Фракталы служат наглядным доказательством того, что простые уравнения и алгоритмы могут генерировать действительно сложные паттерны. Но только потому, что множество Мандельброта генерируется по простым правилам, не означает, что мозг, опухоли и фондовые рынки — тоже. Хаоплексология зашла в тупик десятилетия назад, потому что столкнулась с этой суровой правдой.
Я не хочу показаться злым, но попытки Хоссенфельдер и Палмера возродить старые представления о хаосе и сложности подтверждают мою точку зрения о том, что наука на исходе. Имея таких друзей, как Хоссенфельдер и Палмер, другие ученые могли бы подумать, что им не нужны враги.
В «Конце науки» я отмечаю, что хаос и сложность — это всего лишь последние в длинной череде списка предположительно революционных парадигм, которые могли бы объединить науку и продвинуть ее вперед. Просто придерживаясь парадигм, начинающихся на букву «с», вы также имеете кибернетику, теорию катастроф и клеточные автоматы.
Каждая из этих парадигм в какой-то момент оказалась в центре внимания, и каждая в конечном итоге исчерпала себя, поскольку исследователи столкнулись с ее ограничениями. Все эти парадигмы представляют собой инструменты, такие как интегралы, матрицы, комплексные числа и байесовский анализ, которые хорошо работают в определенных контекстах и не так хорошо в других.
Когда ученые открывают новый инструмент, у них возникает понятная склонность думать, что он может решить любую проблему, как в старой поговорке о человеке с молотком. Но история науки научила нас, что ни один инструмент не может сделать всё.
Фил Андерсон, один из мудрейших хаоплексологов, высказался по этому поводу. Андерсон, физик, лауреат Нобелевской премии, был ярым сторонником междисциплинарных исследований, таких как заимствование физических теорий для моделирования фондовых рынков.
Но Андерсон предупреждал в своем антиредукционистском манифесте 1972 года «Чем больше, тем лучше», что разные природные явления обычно требуют разных объяснений. «Психология — это не прикладная биология, — писал он, — а биология — не прикладная химия».
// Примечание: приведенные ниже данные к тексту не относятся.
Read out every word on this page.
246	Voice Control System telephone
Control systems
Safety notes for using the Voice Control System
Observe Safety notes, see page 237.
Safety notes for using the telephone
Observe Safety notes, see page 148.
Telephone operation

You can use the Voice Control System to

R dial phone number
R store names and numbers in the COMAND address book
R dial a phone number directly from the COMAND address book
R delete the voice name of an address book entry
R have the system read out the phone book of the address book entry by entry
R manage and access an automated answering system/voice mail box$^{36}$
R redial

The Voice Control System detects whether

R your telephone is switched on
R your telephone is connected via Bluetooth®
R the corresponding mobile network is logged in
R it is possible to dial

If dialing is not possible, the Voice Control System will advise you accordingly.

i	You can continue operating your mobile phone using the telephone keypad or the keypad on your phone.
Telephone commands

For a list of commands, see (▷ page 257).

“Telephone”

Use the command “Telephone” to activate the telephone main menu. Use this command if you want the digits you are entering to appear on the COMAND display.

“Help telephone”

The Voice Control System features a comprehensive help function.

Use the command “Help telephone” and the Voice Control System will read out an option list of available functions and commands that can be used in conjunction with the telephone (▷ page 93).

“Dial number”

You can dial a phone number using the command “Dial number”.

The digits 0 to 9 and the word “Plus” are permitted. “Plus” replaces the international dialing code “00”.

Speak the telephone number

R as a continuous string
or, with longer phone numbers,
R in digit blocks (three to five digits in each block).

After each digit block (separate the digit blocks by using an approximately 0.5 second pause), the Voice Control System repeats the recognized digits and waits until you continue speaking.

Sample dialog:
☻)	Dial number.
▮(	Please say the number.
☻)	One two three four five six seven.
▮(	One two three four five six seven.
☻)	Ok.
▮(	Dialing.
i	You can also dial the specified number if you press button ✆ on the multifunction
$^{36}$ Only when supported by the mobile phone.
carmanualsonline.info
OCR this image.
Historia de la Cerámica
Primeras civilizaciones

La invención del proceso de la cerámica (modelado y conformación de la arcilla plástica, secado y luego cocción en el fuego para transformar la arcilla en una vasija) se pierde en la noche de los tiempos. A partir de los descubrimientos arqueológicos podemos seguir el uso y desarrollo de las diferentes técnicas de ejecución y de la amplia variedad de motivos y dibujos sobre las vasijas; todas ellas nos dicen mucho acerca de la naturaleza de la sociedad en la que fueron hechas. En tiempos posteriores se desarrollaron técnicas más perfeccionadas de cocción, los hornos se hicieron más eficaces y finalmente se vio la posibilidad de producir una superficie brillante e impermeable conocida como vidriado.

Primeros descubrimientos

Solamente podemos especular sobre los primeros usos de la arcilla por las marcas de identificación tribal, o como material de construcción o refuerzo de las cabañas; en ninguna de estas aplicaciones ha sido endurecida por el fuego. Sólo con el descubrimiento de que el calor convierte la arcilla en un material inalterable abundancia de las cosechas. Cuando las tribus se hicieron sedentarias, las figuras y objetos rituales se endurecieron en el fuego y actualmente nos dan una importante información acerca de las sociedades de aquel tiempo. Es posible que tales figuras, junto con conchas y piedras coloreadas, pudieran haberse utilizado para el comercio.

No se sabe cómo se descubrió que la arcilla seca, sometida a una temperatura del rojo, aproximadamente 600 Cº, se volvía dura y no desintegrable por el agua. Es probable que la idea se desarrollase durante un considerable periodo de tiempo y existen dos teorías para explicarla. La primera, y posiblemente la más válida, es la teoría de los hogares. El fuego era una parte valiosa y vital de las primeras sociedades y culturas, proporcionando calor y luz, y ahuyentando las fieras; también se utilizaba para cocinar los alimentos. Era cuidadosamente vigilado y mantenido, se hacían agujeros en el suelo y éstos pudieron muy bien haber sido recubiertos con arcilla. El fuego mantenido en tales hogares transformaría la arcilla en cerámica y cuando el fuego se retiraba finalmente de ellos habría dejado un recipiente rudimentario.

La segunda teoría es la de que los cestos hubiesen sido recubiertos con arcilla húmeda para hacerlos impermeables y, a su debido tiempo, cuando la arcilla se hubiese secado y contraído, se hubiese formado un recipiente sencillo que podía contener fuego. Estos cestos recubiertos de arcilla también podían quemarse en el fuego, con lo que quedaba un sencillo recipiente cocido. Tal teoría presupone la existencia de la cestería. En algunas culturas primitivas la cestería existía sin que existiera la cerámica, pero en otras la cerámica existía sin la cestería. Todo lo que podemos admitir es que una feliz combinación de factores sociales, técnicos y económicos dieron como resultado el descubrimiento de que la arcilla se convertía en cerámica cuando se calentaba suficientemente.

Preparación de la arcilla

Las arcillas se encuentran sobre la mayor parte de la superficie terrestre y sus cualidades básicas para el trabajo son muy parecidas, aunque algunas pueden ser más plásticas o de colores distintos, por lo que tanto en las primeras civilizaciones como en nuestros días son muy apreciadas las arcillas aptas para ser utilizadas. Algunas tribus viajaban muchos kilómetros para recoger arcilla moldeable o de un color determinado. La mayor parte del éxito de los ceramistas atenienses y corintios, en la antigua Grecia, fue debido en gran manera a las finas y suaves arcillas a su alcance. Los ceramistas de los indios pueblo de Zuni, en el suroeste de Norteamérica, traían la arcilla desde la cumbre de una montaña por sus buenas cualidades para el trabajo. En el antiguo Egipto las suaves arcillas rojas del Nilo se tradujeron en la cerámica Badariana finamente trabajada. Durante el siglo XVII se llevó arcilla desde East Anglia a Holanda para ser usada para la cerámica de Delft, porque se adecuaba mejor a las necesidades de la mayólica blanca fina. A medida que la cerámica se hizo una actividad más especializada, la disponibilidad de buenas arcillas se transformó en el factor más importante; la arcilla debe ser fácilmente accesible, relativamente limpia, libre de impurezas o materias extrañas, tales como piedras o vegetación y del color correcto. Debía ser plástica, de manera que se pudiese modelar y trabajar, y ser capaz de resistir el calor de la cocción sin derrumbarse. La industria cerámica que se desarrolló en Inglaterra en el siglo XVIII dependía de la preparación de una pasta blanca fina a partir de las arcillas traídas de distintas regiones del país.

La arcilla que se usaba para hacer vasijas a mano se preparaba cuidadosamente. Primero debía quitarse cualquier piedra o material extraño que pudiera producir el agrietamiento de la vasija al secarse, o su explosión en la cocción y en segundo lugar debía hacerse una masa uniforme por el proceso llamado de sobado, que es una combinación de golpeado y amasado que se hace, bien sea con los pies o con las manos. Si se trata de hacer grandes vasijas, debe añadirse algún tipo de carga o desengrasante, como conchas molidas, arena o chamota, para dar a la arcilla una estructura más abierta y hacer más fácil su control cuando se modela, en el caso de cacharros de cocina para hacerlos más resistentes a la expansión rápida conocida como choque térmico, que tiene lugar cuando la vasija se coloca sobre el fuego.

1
Таким образом, Андерсон косо посмотрел на мечту хаоплексологов найти единую теорию сложных вещей, которая разрешит загадку реальности. Эта мечта — иллюзия, сказал мне Андерсон. «Когда человек понимает всё, — сухо сказал он, — он сошел с ума».
Но как насчет метаинструмента компьютеров? Разве продолжающийся прогресс в аппаратном и программном обеспечении не меняет всего? Разве удивительные достижения, такие как ChatGPT, не могут приблизить ученых к их цели создания единой теории сложных вещей?
Возможно. Но я предполагаю, что нет. Всё более мощные компьютеры предоставляют исследователям всё больше способов моделирования реальности. Таким образом, компьютеры продвигают плюралистический и даже постмодернистский взгляд на вещи и подрывают веру ученых в то, что все их усилия увенчаются единственным истинным представлением реальности. Вот как я изложил это в «Конце науки»:
«Компьютерное моделирование представляет собой своего рода метареальность, в рамках которой мы можем играть и даже — в ограниченной степени — проверять научные теории. Но она не является реальностью как таковой (хотя многие поклонники упустили из виду это различие). Более того, предоставляя ученым больше возможностей манипулировать различными символами, различными способами для имитации природного явления, компьютеры могут подорвать веру ученых в то, что их теории не просто верны, но истинны, исключительны и абсолютны».
Я написал этот абзац три десятилетия назад. Я не беру этих слов обратно.